Un motopesca appartenente alla flotta di Mazara del Vallo è stato fermato due giorni fa da una motovedetta libica mentre era impegnato in una battuta di pesca nel Canale di Sicilia, e scortato nel porto di Tripoli. L’ha riportato il Giornale di Sicilia. Pare che a bordo del motopesca ci fossero dieci persone, tra le quali sei marittimi extracomunitari.
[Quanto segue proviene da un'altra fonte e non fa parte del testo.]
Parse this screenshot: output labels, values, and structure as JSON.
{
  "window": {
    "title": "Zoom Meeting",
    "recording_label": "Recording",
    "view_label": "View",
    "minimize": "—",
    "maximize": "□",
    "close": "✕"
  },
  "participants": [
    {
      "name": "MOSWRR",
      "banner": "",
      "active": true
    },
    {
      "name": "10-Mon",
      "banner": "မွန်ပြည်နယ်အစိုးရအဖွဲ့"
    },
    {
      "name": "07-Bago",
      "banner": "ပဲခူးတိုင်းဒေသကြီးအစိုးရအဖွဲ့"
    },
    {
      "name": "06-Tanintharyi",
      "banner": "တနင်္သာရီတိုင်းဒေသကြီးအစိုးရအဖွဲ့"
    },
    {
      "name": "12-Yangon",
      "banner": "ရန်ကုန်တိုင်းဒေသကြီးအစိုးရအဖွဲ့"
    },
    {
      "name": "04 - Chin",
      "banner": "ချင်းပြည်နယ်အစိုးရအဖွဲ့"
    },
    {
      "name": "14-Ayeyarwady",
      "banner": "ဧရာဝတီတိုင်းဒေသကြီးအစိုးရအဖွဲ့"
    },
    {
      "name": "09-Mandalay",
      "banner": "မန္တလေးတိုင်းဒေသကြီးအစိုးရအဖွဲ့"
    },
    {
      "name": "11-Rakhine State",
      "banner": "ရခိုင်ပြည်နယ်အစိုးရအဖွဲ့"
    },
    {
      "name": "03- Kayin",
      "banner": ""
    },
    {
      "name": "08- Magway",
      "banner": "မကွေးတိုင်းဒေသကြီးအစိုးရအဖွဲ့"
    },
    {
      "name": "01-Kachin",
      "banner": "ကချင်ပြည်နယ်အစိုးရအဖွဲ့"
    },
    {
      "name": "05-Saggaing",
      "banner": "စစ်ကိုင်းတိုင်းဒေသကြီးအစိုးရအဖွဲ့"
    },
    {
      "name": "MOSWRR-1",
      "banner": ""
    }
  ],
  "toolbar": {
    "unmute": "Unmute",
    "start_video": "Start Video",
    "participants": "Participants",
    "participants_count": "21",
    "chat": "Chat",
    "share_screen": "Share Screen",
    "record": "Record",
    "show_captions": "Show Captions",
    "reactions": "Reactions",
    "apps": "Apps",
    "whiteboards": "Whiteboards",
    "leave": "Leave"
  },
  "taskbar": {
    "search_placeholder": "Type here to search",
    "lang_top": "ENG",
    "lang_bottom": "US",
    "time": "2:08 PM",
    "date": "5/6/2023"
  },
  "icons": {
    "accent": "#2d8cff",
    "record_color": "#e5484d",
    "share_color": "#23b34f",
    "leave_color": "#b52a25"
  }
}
L’imbarcazione, che appartiene alla ditta armatrice della famiglia Asaro, che l’anno scorso salvò 15 immigrati recuperati nel Canale di Sicilia, era salpata da Mazara del Vallo lo scorso 10 novembre, e due giorni fa aveva fatto tappa al porto di Lampedusa. I marinai sono in buone condizioni di salute.

È la prima ad essere stata intercettata dalle autorità libiche, e ad essere dirottata nel porto del Paese magherebino per dei controlli, dopo la fine del regime di Gheddafi.

Il sindaco di Mazara del Vallo, Nicola Cristaldi, dal canto suo, auspica l’istituzione di “un tavolo comune” tra Libia e Italia, “nel quale si stabiliscano le regole per lo sfruttamento delle risorse ittiche anche al fine di migliorare i rapporti bilaterali ed assicurare il benessere alle popolazioni rivierasche“.